The extortion group Unsafe has presented Deutsche Bank as a new victim on its darknet platform and published screenshots of database queries. Cybersecurity analysts from Cybernews have identified access to employee data in these images.
The extortion group Unsafe has published screenshots of command lines and database queries allegedly sourced from multiple internal databases of Deutsche Bank. Cybernews analysts examined the images and identified database queries that provide access to employee data. According to security researchers, the visible excerpts so far contain employee email addresses, hashed passwords, private home addresses, and additional entries from internal systems.
Based on the published material, it is currently not possible to verify whether customer data has also been compromised alongside employee data. Cybernews researchers are unwilling to make a firm statement on this. Deutsche Bank has not yet commented on the incident.

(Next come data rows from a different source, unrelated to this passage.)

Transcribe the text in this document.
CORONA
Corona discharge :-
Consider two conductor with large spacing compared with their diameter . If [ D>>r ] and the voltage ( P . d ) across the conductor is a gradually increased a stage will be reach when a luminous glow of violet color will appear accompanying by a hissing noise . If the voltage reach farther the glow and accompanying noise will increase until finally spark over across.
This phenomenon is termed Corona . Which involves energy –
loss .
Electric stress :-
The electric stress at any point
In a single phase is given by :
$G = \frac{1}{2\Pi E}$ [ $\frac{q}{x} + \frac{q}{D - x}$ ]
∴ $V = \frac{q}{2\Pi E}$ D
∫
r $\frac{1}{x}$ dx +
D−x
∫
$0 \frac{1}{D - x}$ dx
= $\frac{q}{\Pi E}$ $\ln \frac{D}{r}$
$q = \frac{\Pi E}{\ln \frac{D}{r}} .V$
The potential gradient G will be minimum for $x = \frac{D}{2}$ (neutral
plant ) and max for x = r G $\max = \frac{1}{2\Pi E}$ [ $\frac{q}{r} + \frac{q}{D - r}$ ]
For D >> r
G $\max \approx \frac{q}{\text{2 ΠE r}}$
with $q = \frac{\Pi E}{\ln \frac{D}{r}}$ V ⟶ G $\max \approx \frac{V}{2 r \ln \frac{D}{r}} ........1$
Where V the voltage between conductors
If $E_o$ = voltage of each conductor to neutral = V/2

For a CISO, data leakage limited to employee data still presents a significant risk: hashed passwords can be attacked offline, email addresses and home addresses serve as the basis for targeted phishing campaigns. Such internal datasets also enable attackers to analyze an organization’s IT landscape and subsequently compromise privileged accounts through social engineering.
Unsafe operates according to the ransomware-as-a-service model and employs double extortion: target organizations are confronted with encrypted systems while simultaneously being threatened with the publication of stolen data. According to SocRadar, the group uses zero-day vulnerabilities for initial access and deploys malware such as GrandCrab and Emotet. After successfully breaching a system, the perpetrators deliberately disable security mechanisms and eliminate traces to secure persistent access.
Unsafe has been active since December 2022. After a quieter period in 2024 and 2025, the group has shown significantly increased activity since 2026. Known target countries are the USA, Germany, Switzerland, and France.